A comprehensive understanding of malaria that takes into account the complex genetic, inflammatory, and clinical factors associated with malaria could be used to predict disease outcomes. This information would be extremely valuable for designing novel vaccines, evaluating the immune response in vaccine trials, and identifying at risk groups that would be the most appropriate target for vaccine intervention. The primary goal of our studies in western Kenya is to gain a better understanding of the genetic factors that condition the diverse outcomes and severity of malarial anemia.
While much effort has been devoted to the development of malaria vaccines, to date, no effective vaccine(s) have been developed that provide long-lived protection against malaria. Information now available from recent success in sequencing the human genome, Anopheles gambiae, and P. falciparum may facilitate malaria vaccine efforts.

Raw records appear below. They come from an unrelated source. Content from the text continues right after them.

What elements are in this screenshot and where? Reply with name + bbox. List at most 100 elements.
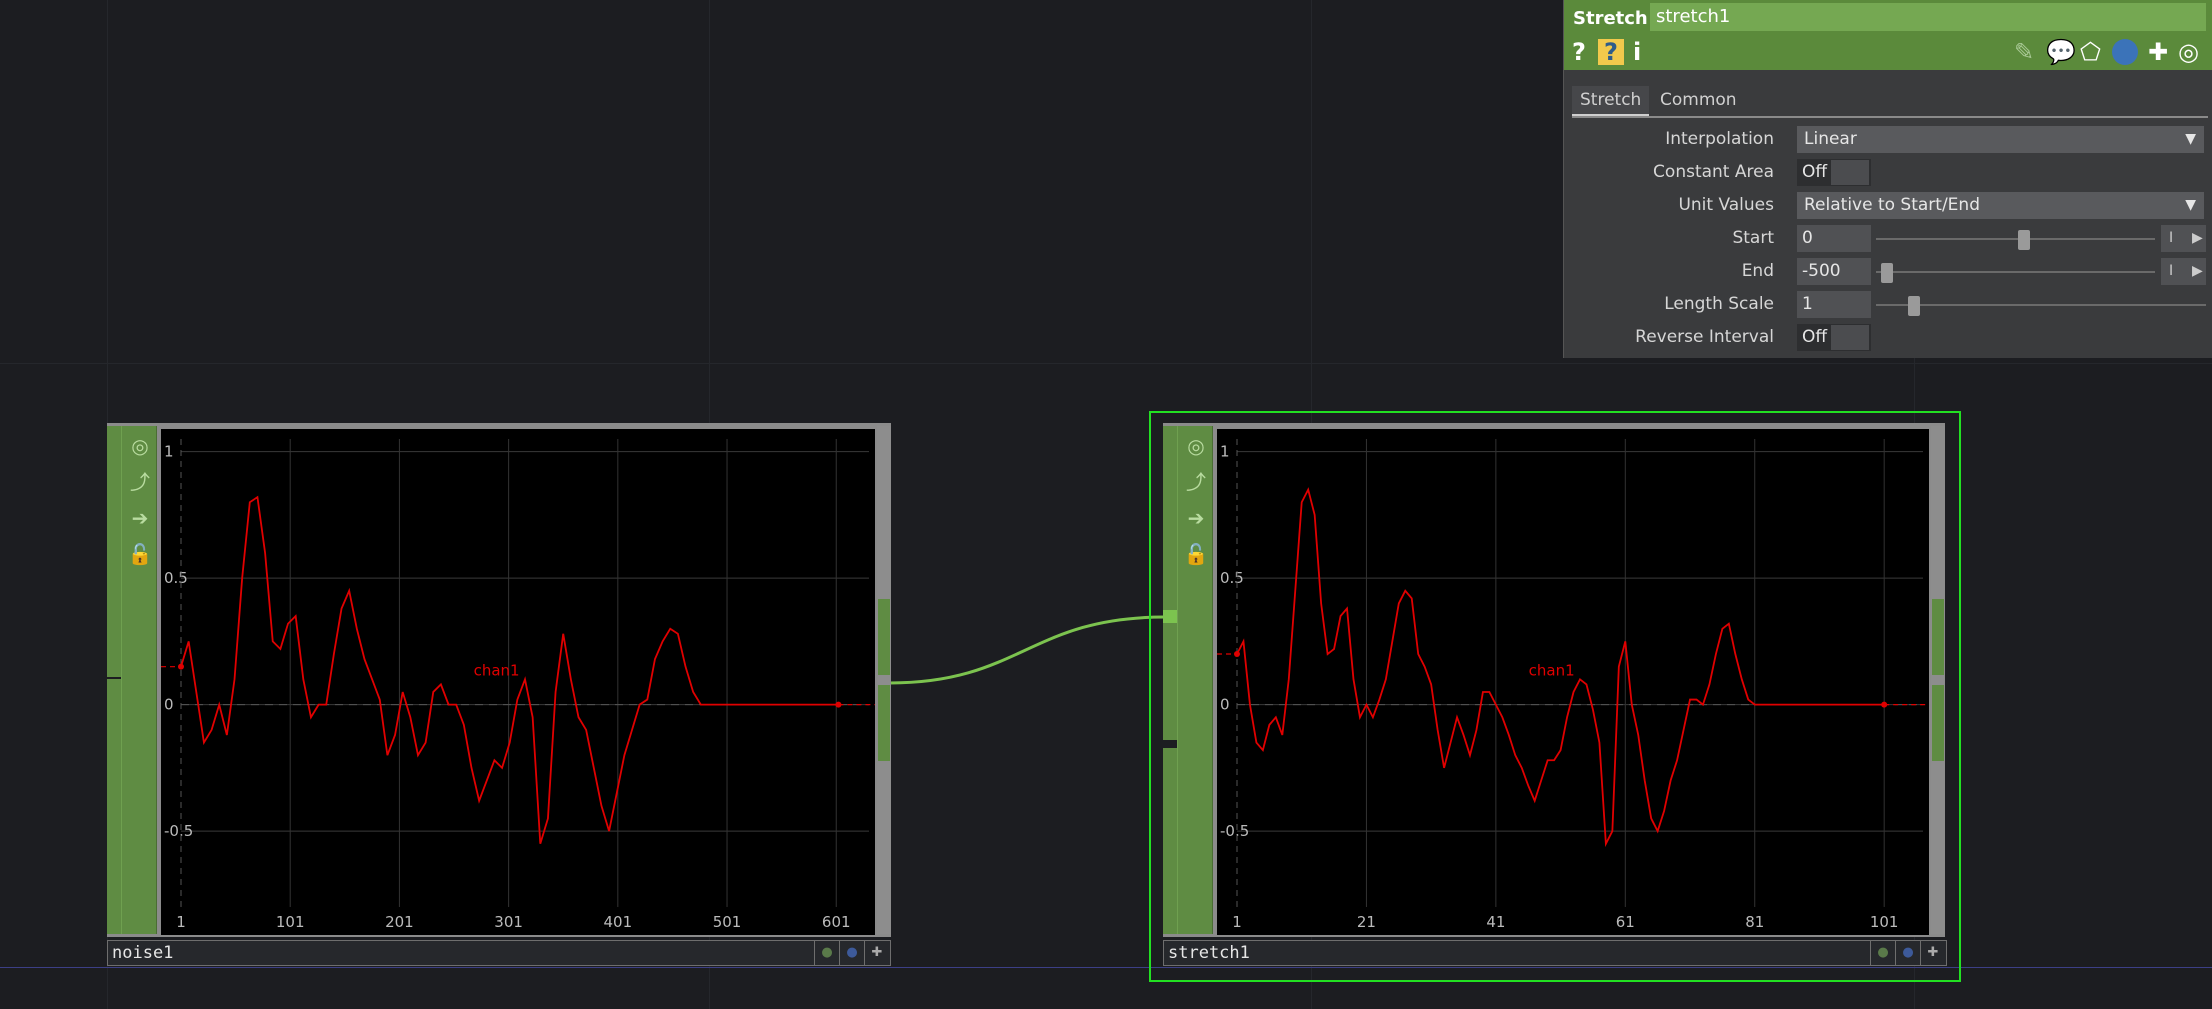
input-connector-bar[interactable]	[107, 426, 121, 934]
output-connector-bar[interactable]	[877, 426, 891, 934]
x-tick-label: 301	[494, 913, 523, 931]
y-tick-label: -0.5	[1220, 822, 1249, 840]
param-constant-area: Constant Area Off	[1564, 158, 2212, 188]
param-label: Constant Area	[1653, 162, 1774, 182]
node-name-bar[interactable]: stretch1 ● ● ✚	[1163, 940, 1947, 966]
end-mode-button[interactable]: I ▶	[2161, 258, 2206, 285]
param-label: Length Scale	[1664, 294, 1774, 314]
noise1-chart: 1 0.5 0 -0.5 1 101 201 301 401 501 601 chan1	[161, 439, 875, 931]
node-name: stretch1	[1168, 943, 1250, 963]
param-label: Unit Values	[1678, 195, 1774, 215]
interpolation-dropdown[interactable]: Linear ▼	[1797, 126, 2204, 153]
input-port-divider	[1163, 740, 1177, 748]
param-label: End	[1741, 261, 1774, 281]
length-scale-slider-handle[interactable]	[1907, 296, 1920, 316]
y-tick-label: 1	[164, 443, 174, 461]
x-tick-label: 1	[176, 913, 186, 931]
chevron-down-icon: ▼	[2185, 131, 2196, 147]
constant-area-toggle[interactable]: Off	[1797, 159, 1871, 186]
parameter-tabs: Stretch Common	[1572, 86, 2208, 118]
unit-values-dropdown[interactable]: Relative to Start/End ▼	[1797, 192, 2204, 219]
x-tick-label: 1	[1232, 913, 1242, 931]
python-help-icon[interactable]: ?	[1598, 39, 1624, 65]
edit-icon[interactable]: ✎	[2014, 38, 2034, 66]
expand-icon[interactable]: ✚	[1920, 941, 1945, 965]
bypass-icon[interactable]: ⤴	[126, 468, 154, 496]
help-icon[interactable]: ?	[1572, 38, 1586, 66]
tab-common[interactable]: Common	[1652, 86, 1745, 114]
chevron-down-icon: ▼	[2185, 197, 2196, 213]
toggle-value: Off	[1802, 327, 1828, 347]
end-field[interactable]: -500	[1797, 258, 1871, 285]
panel-header: Stretch stretch1 ? ? i ✎ 💬 ⬠ ✚ ◎	[1564, 0, 2212, 70]
tab-stretch[interactable]: Stretch	[1572, 86, 1650, 116]
display-flag-icon[interactable]: ➔	[126, 504, 154, 532]
x-tick-label: 41	[1486, 913, 1505, 931]
cook-flag-icon[interactable]: ●	[1870, 941, 1895, 965]
param-label: Start	[1732, 228, 1774, 248]
x-tick-label: 21	[1357, 913, 1376, 931]
node-name-bar[interactable]: noise1 ● ● ✚	[107, 940, 891, 966]
node-name: noise1	[112, 943, 174, 963]
node-icon-column: ◎ ⤴ ➔ 🔓	[121, 426, 157, 934]
toggle-switch[interactable]	[1831, 160, 1869, 185]
dropdown-value: Linear	[1804, 129, 1857, 149]
end-slider-handle[interactable]	[1881, 263, 1894, 283]
stretch1-viewer[interactable]: 1 0.5 0 -0.5 1 21 41 61 81 101 chan1	[1217, 429, 1929, 935]
start-field[interactable]: 0	[1797, 225, 1871, 252]
stretch1-chart: 1 0.5 0 -0.5 1 21 41 61 81 101 chan1	[1217, 439, 1929, 931]
cpu-icon[interactable]: ⬠	[2080, 38, 2101, 66]
param-length-scale: Length Scale 1	[1564, 290, 2212, 320]
start-slider[interactable]	[1876, 238, 2155, 240]
lock-icon[interactable]: 🔓	[126, 540, 154, 568]
x-tick-label: 501	[713, 913, 742, 931]
cook-flag-icon[interactable]: ●	[814, 941, 839, 965]
output-connector-bar[interactable]	[1931, 426, 1945, 934]
viewer-toggle-icon[interactable]: ◎	[1182, 432, 1210, 460]
lock-icon[interactable]: 🔓	[1182, 540, 1210, 568]
x-tick-label: 101	[1870, 913, 1899, 931]
viewer-toggle-icon[interactable]: ◎	[126, 432, 154, 460]
series-start-marker	[1234, 651, 1240, 658]
python-icon[interactable]	[2112, 39, 2138, 65]
length-scale-slider[interactable]	[1876, 304, 2206, 306]
parameter-panel: Stretch stretch1 ? ? i ✎ 💬 ⬠ ✚ ◎ Stretch…	[1563, 0, 2212, 358]
comment-icon[interactable]: 💬	[2046, 38, 2076, 66]
toggle-value: Off	[1802, 162, 1828, 182]
operator-name-field[interactable]: stretch1	[1650, 3, 2206, 31]
end-slider[interactable]	[1876, 271, 2155, 273]
toggle-switch[interactable]	[1831, 325, 1869, 350]
y-tick-label: 0	[164, 696, 174, 714]
operator-type: Stretch	[1573, 8, 1648, 29]
mode-label: I	[2169, 230, 2174, 246]
start-mode-button[interactable]: I ▶	[2161, 225, 2206, 252]
param-end: End -500 I ▶	[1564, 257, 2212, 287]
param-label: Interpolation	[1665, 129, 1774, 149]
display-flag-icon[interactable]: ➔	[1182, 504, 1210, 532]
template-flag-icon[interactable]: ●	[1895, 941, 1920, 965]
y-tick-label: 0.5	[1220, 569, 1244, 587]
info-icon[interactable]: i	[1633, 38, 1641, 66]
bypass-icon[interactable]: ⤴	[1182, 468, 1210, 496]
series-end-marker	[835, 701, 842, 708]
add-icon[interactable]: ✚	[2148, 38, 2168, 66]
output-port-top[interactable]	[1932, 599, 1944, 675]
length-scale-field[interactable]: 1	[1797, 291, 1871, 318]
input-connector-bar[interactable]	[1163, 426, 1177, 934]
target-icon[interactable]: ◎	[2178, 38, 2199, 66]
output-port-top[interactable]	[878, 599, 890, 675]
x-tick-label: 101	[276, 913, 305, 931]
output-port[interactable]	[1932, 685, 1944, 761]
start-slider-handle[interactable]	[2017, 230, 2030, 250]
stretch1-node[interactable]: ◎ ⤴ ➔ 🔓 1 0.5 0 -0.5 1 21 41 61 81 101 chan1 stret…	[1149, 411, 1961, 982]
reverse-interval-toggle[interactable]: Off	[1797, 324, 1871, 351]
param-reverse-interval: Reverse Interval Off	[1564, 323, 2212, 353]
channel-label: chan1	[474, 661, 520, 679]
template-flag-icon[interactable]: ●	[839, 941, 864, 965]
noise1-node[interactable]: ◎ ⤴ ➔ 🔓 1 0.5 0 -0.5 1 101 201 301 401 501 601 chan…	[107, 423, 891, 969]
noise1-viewer[interactable]: 1 0.5 0 -0.5 1 101 201 301 401 501 601 chan1	[161, 429, 875, 935]
expand-icon[interactable]: ✚	[864, 941, 889, 965]
output-port[interactable]	[878, 685, 890, 761]
input-port[interactable]	[107, 677, 121, 679]
series-start-marker	[178, 663, 184, 670]
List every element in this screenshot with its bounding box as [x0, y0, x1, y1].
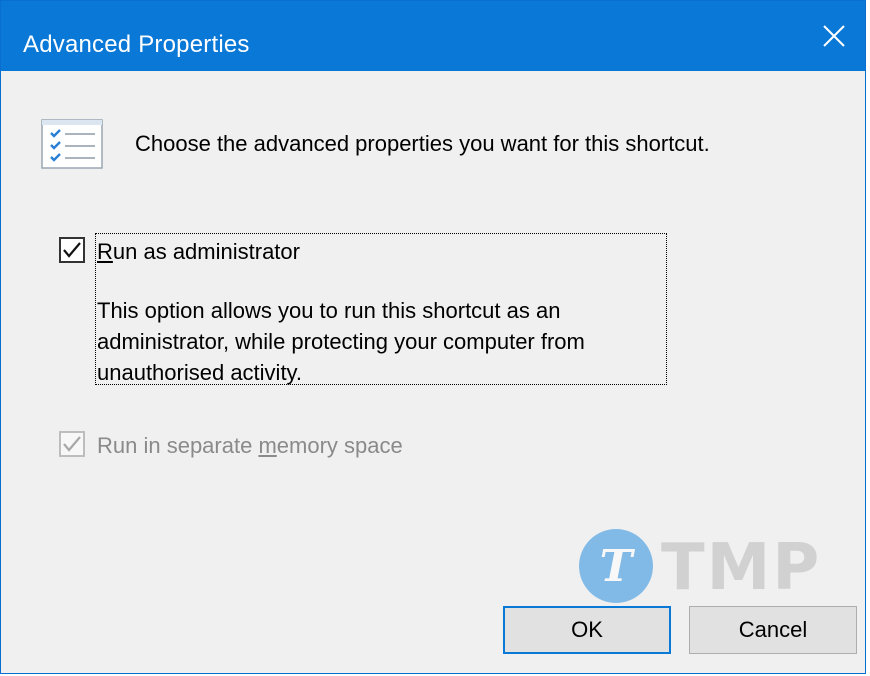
- mnemonic-r: R: [97, 239, 113, 264]
- checklist-icon: [41, 119, 103, 169]
- watermark-logo: T TMP: [579, 529, 869, 605]
- dialog-title: Advanced Properties: [23, 31, 250, 58]
- separate-memory-label: Run in separate memory space: [97, 433, 403, 459]
- checkmark-icon: [63, 242, 81, 258]
- separate-memory-label-start: Run in separate: [97, 433, 259, 458]
- run-as-admin-label[interactable]: Run as administrator: [97, 239, 300, 265]
- mnemonic-m: m: [258, 433, 277, 458]
- run-as-admin-checkbox[interactable]: [59, 237, 85, 263]
- advanced-properties-dialog: Advanced Properties Choose the advanced …: [0, 0, 866, 674]
- watermark-circle: T: [579, 529, 653, 603]
- title-bar[interactable]: Advanced Properties: [1, 1, 865, 71]
- separate-memory-checkbox: [59, 431, 85, 457]
- header-row: Choose the advanced properties you want …: [41, 119, 710, 169]
- close-icon: [823, 25, 845, 47]
- close-button[interactable]: [803, 1, 865, 71]
- run-as-admin-description: This option allows you to run this short…: [97, 298, 585, 385]
- run-as-admin-label-rest: un as administrator: [112, 239, 300, 264]
- checkmark-icon: [63, 436, 81, 452]
- header-instruction: Choose the advanced properties you want …: [135, 131, 710, 156]
- watermark-text: TMP: [661, 531, 822, 605]
- ok-button[interactable]: OK: [503, 606, 671, 654]
- separate-memory-label-end: emory space: [276, 433, 403, 458]
- cancel-button[interactable]: Cancel: [689, 606, 857, 654]
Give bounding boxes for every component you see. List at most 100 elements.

The primary treatment interventions for the management of severe malarial anemia are the use of antimalarial drugs, transfusion, and fluid replacement. The alarming rate of antimalarial drug resistance and the lack of rapid development of new antimalarial drugs are providing challenging treatment problems throughout much of sub-Saharan Africa. An additional challenge for treatment of malarial anemia is the frequent lack of an adequate blood supply for transfusion. This problem has been dramatically exacerbated by the high rates of HIV in many of the malaria endemic areas.